We often talk about individual types of energy, but how do you measure total energy? One way is to find the internal energy of a system. Let’s learn what it means and how it is measured.
What Is the Internal Energy of a System
A system is a collection of parts that is in some way connected or works together. Systems can be a lot of things. The mechanics of a car is a system and so is the Sun. Systems are also used in thermodynamics to describe areas that allow heat to move freely. It’s this latter definition that is most relevant when we’re talking about internal energy. That’s because internal energy is a term that is used commonly in thermodynamics.
It’s a way of describing all the energy contained within the particles that make up a system.
Types of Energy
These kinds of systems could be a box full of oxygen gas or the fluid inside the brake line of a bicycle. Whatever it is, the particles contained inside the system have a certain amount of total energy. To be exact, the internal energy of the system is the total of the kinetic or movement energy of the particles and the potential or position energy of the particles.The particles inside a gas are always moving. You know, that shooting around all over the place like the asteroids and meteors often depicted in sci-fi shows or like billiard balls bouncing off the cushions of a pool table. Anything that moves contains energy, also known as kinetic energy.
The faster they move, the more kinetic energy the particles have. But objects and particles also have potential energy. When you lift the ball up in the air and let it go, it drops to the ground.
The reason it does that is because a ball that is higher up contains gravitational potential energy. When you let go of it, that gravitational potential energy is released. Gas particles are the same. Based on the position relative to other particles, they have potential energy. The more you separate the particles, the more potential energy they have because of the attraction between them. Add those two numbers up – kinetic energy plus potential energy – for every particle in a system, and you get the total internal energy of that system.
Measuring the Internal Energy of a System
Okay, so that’s nice in theory, but how do you actually do it? What does it take to measure the internal energy of a system?Well, we would have to measure kinetic energy and potential energy separately.
The kinetic energy of particles is something you can identify in your everyday life. It manifests itself as a property that we hear whenever we watch a weather forecast: temperature. When the air is hotter, the air molecules are moving faster.
That’s what temperature is. So temperature is a measure of the kinetic energy of particles. The higher the temperature, the more internal energy the system must have.Potential energy is a little harder to measure. But one thing that relates to potential energy is the phase or state of the substance. Solids, like ice or wood, contain tightly packed particles that are close to each other. This means that they have less potential energy, like when the ball is close to the earth.

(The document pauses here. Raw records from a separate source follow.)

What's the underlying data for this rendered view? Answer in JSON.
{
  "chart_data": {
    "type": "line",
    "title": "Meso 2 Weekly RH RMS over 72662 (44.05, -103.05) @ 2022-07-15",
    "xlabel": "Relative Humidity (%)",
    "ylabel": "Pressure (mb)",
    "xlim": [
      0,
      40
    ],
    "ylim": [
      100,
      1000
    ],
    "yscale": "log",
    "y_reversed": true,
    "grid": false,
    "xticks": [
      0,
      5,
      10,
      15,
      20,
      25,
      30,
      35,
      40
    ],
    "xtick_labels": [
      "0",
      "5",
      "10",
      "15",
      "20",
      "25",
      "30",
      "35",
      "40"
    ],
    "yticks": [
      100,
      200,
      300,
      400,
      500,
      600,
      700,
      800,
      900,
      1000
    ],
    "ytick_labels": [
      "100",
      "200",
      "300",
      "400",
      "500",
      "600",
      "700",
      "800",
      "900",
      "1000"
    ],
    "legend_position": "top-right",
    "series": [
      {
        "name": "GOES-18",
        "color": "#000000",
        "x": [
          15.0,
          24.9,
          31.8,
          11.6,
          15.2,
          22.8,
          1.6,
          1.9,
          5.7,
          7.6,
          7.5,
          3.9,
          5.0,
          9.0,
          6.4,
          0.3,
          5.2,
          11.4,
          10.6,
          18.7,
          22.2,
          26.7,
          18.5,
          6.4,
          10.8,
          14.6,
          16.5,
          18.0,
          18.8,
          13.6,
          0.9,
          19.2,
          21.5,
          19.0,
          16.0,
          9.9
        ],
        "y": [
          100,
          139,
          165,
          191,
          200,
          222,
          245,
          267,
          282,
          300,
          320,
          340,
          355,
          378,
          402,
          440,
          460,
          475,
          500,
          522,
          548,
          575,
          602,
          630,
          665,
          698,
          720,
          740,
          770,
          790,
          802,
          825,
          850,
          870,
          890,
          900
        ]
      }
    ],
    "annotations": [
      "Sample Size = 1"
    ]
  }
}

Liquids have particles that slide around each other and are more separated than solids. They have a little more potential energy. And gases have particles that are spread apart, giving them lots of potential energy, like when the ball is lifted a long way above the earth. When we cause a solid to melt into a liquid, or liquid to boil into a gas, we’ve added energy to the system through heat. This is where the potential energy of the molecules comes from.
So when you look at the temperature and state of a system, those are two clues that tell you about the internal energy that it contains.
A system is a set of connected parts. Those might be the parts of an engine, but in thermodynamics we’re usually talking about particles that are near to each other so that energy can transfer between them. The internal energy of such a system is equal to the sum total of all the kinetic energies and potential energies of all the particles inside it. Kinetic energy is movement energy, and potential energy is position or separation energy.Temperature is a measure of the kinetic or movement energy of the particles.
To be exact, temperature is the average kinetic energy of the particles in a substance. State or phase is a measure of the potential energy of the particles. It’s about the separation between them. More separation means more potential energy.